Why should Puerto Rico get any less? As many have observed, Puerto Ricans are American citizens too. One wishes that were enough to motivate greater federal action. It certainly should be.

Unfortunately, however, politicians do not always respond to moral suasion. If you want to achieve significant political results, you need a lot more than good arguments on your side. What you need are incentives. It is a cynical but essential truth that politicians are not altruistic do-gooders; rather, they behave predictably in ways that are likely to increase their own power and chances at re-election.  

When democracy works, it does so by aligning politicians’ own interests with the greater good. If our elected leaders fail to deliver the results we expect, we can always “throw the bums out,” as they say. In the American system, the true sovereign is always “we the people.”

The same cannot be said of Puerto Rico.

In fact, as recently as 2016, the U.S. Supreme Court affirmed that the true “sovereign” of Puerto Rico is the U.S. Congress. A Congress in which Puerto Rico still, in 2017, does not have a voting representative. At the level of the presidency, Puerto Rico is similarly disenfranchised. Lacking any electoral votes, Puerto Rico has no way to register its displeasure with any president who ignores the island’s needs. That is why Donald Trump is but the latest of a long line of politicians who have given the island short shrift.

Take healthcare: Puerto Rico receives less funding for Medicare and Medicaid from the federal government than any state, despite paying the same rate of Medicare tax. In cold terms, there is little political cost in Washington of neglecting Puerto Rico.

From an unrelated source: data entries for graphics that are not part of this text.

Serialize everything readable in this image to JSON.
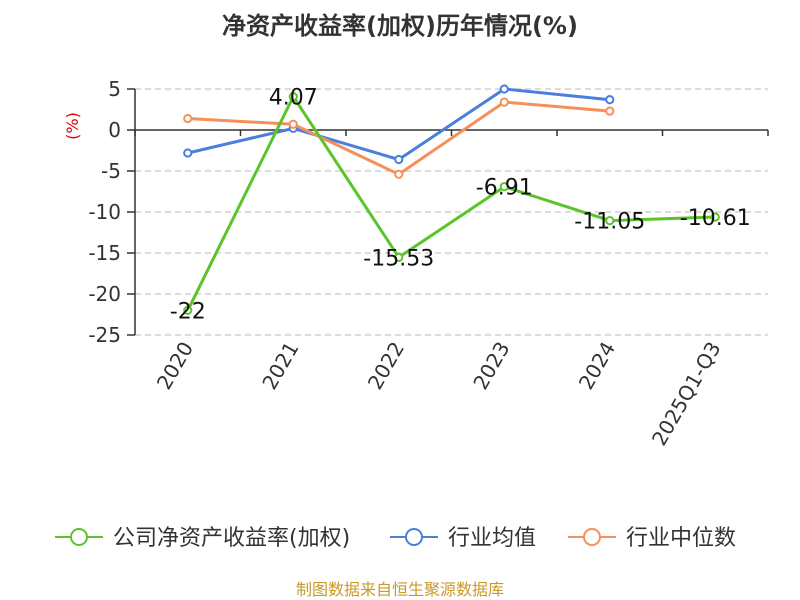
{
  "chart_data": {
    "type": "line",
    "title": "净资产收益率(加权)历年情况(%)",
    "unit_label": "(%)",
    "categories": [
      "2020",
      "2021",
      "2022",
      "2023",
      "2024",
      "2025Q1-Q3"
    ],
    "ylim": [
      -25,
      5
    ],
    "yticks": [
      5,
      0,
      -5,
      -10,
      -15,
      -20,
      -25
    ],
    "grid": true,
    "legend_position": "bottom",
    "series": [
      {
        "name": "公司净资产收益率(加权)",
        "color": "#5cc42b",
        "values": [
          -22,
          4.07,
          -15.53,
          -6.91,
          -11.05,
          -10.61
        ],
        "labels": [
          "-22",
          "4.07",
          "-15.53",
          "-6.91",
          "-11.05",
          "-10.61"
        ]
      },
      {
        "name": "行业均值",
        "color": "#4a7fdc",
        "values": [
          -2.8,
          0.2,
          -3.6,
          5.0,
          3.7,
          null
        ]
      },
      {
        "name": "行业中位数",
        "color": "#f5905a",
        "values": [
          1.4,
          0.7,
          -5.4,
          3.4,
          2.3,
          null
        ]
      }
    ]
  },
  "footer": {
    "source": "制图数据来自恒生聚源数据库"
  }
}
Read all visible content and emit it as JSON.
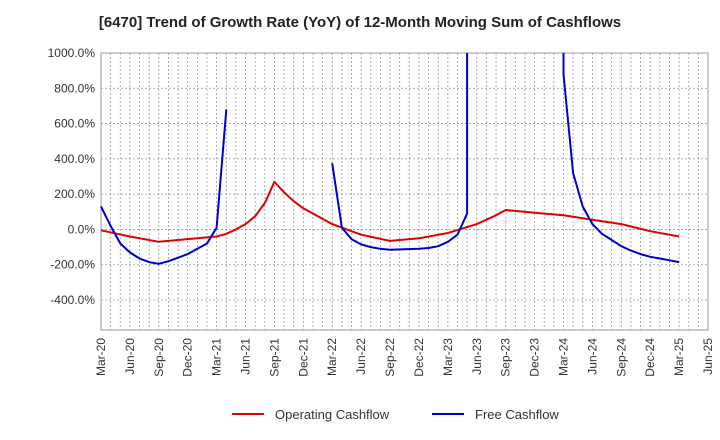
{
  "chart_data": {
    "type": "line",
    "title": "[6470]  Trend of Growth Rate (YoY) of 12-Month Moving Sum of Cashflows",
    "xlabel": "",
    "ylabel": "",
    "ylim": [
      -570,
      1000
    ],
    "yticks": [
      -400,
      -200,
      0,
      200,
      400,
      600,
      800,
      1000
    ],
    "ytick_labels": [
      "-400.0%",
      "-200.0%",
      "0.0%",
      "200.0%",
      "400.0%",
      "600.0%",
      "800.0%",
      "1000.0%"
    ],
    "xticks": [
      "Mar-20",
      "Jun-20",
      "Sep-20",
      "Dec-20",
      "Mar-21",
      "Jun-21",
      "Sep-21",
      "Dec-21",
      "Mar-22",
      "Jun-22",
      "Sep-22",
      "Dec-22",
      "Mar-23",
      "Jun-23",
      "Sep-23",
      "Dec-23",
      "Mar-24",
      "Jun-24",
      "Sep-24",
      "Dec-24",
      "Mar-25",
      "Jun-25"
    ],
    "x_start": "Mar-20",
    "grid": true,
    "legend_position": "bottom",
    "series": [
      {
        "name": "Operating Cashflow",
        "color": "#e00000",
        "points": [
          [
            "Mar-20",
            -5
          ],
          [
            "Jun-20",
            -40
          ],
          [
            "Sep-20",
            -70
          ],
          [
            "Dec-20",
            -55
          ],
          [
            "Mar-21",
            -40
          ],
          [
            "Apr-21",
            -25
          ],
          [
            "May-21",
            0
          ],
          [
            "Jun-21",
            30
          ],
          [
            "Jul-21",
            75
          ],
          [
            "Aug-21",
            150
          ],
          [
            "Sep-21",
            270
          ],
          [
            "Oct-21",
            210
          ],
          [
            "Nov-21",
            160
          ],
          [
            "Dec-21",
            120
          ],
          [
            "Mar-22",
            30
          ],
          [
            "Jun-22",
            -30
          ],
          [
            "Sep-22",
            -65
          ],
          [
            "Dec-22",
            -50
          ],
          [
            "Mar-23",
            -20
          ],
          [
            "Jun-23",
            30
          ],
          [
            "Jul-23",
            55
          ],
          [
            "Aug-23",
            80
          ],
          [
            "Sep-23",
            110
          ],
          [
            "Dec-23",
            95
          ],
          [
            "Mar-24",
            80
          ],
          [
            "Jun-24",
            55
          ],
          [
            "Sep-24",
            30
          ],
          [
            "Dec-24",
            -10
          ],
          [
            "Mar-25",
            -40
          ]
        ]
      },
      {
        "name": "Free Cashflow",
        "color": "#0000cc",
        "segments": [
          [
            [
              "Mar-20",
              130
            ],
            [
              "Apr-20",
              20
            ],
            [
              "May-20",
              -80
            ],
            [
              "Jun-20",
              -130
            ],
            [
              "Jul-20",
              -165
            ],
            [
              "Aug-20",
              -185
            ],
            [
              "Sep-20",
              -195
            ],
            [
              "Oct-20",
              -180
            ],
            [
              "Nov-20",
              -160
            ],
            [
              "Dec-20",
              -140
            ],
            [
              "Jan-21",
              -110
            ],
            [
              "Feb-21",
              -80
            ],
            [
              "Mar-21",
              10
            ],
            [
              "Apr-21",
              680
            ]
          ],
          [
            [
              "Mar-22",
              375
            ],
            [
              "Apr-22",
              10
            ],
            [
              "May-22",
              -55
            ],
            [
              "Jun-22",
              -85
            ],
            [
              "Jul-22",
              -100
            ],
            [
              "Aug-22",
              -110
            ],
            [
              "Sep-22",
              -115
            ],
            [
              "Dec-22",
              -110
            ],
            [
              "Jan-23",
              -105
            ],
            [
              "Feb-23",
              -95
            ],
            [
              "Mar-23",
              -70
            ],
            [
              "Apr-23",
              -30
            ],
            [
              "May-23",
              90
            ],
            [
              "May-23",
              1000
            ]
          ],
          [
            [
              "Mar-24",
              1000
            ],
            [
              "Mar-24",
              880
            ],
            [
              "Apr-24",
              320
            ],
            [
              "May-24",
              130
            ],
            [
              "Jun-24",
              30
            ],
            [
              "Jul-24",
              -25
            ],
            [
              "Aug-24",
              -60
            ],
            [
              "Sep-24",
              -95
            ],
            [
              "Oct-24",
              -120
            ],
            [
              "Nov-24",
              -140
            ],
            [
              "Dec-24",
              -155
            ],
            [
              "Jan-25",
              -165
            ],
            [
              "Feb-25",
              -175
            ],
            [
              "Mar-25",
              -185
            ]
          ]
        ]
      }
    ]
  }
}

Politicians there have little to gain by allocating funds to an island territory that has no influence over their re-election.

After days of mounting pressure on the White House to do more, President Trump has finally begun to take some positive steps.  Yesterday he ordered FEMA to bear more of the cost of clean-up, and today he ordered that additional military assets be deployed to Puerto Rico to assist with relief efforts.  This morning, his administration also suspended the Jones Act for Puerto Rico.  By allowing non-US flag boats to deliver goods to the island, this order will likely reduce the costs of goods and supplies in Puerto Rico.  For desperate Puerto Ricans living on the island, each of these orders comes better late than never.

Once the short term crises are stabilized, Puerto Rico will begin to confront the long-term challenge of rebuilding. Tens of billions of dollars will be required.  And yet, in Washington, D.C., there is still no sign of any political will to discuss a long-term aid package. This, quite simply, is a travesty. But it is entirely predictable, and consistent with historical reality.

In our American system, the principal way that disaster zones secure relief is via their elected officials. Donald Trump and Senators Cruz and Rubio know that if they do not do an adequate job rebuilding Texas and Florida, their time in office will be short.

Deprived of these basic electoral checks and balances, Puerto Rico lies at the mercy of an unaccountable federal government. This needs to change. As Hurricane Maria makes painfully clear, the costs of maintaining Puerto Rico’s unequal status are simply too great to bear — for them or for us.

Evan Berquist is a business attorney at Cozen O’Connor. From 2011-2013 he lived in Puerto Rico, where he clerked for a U.S. federal judge.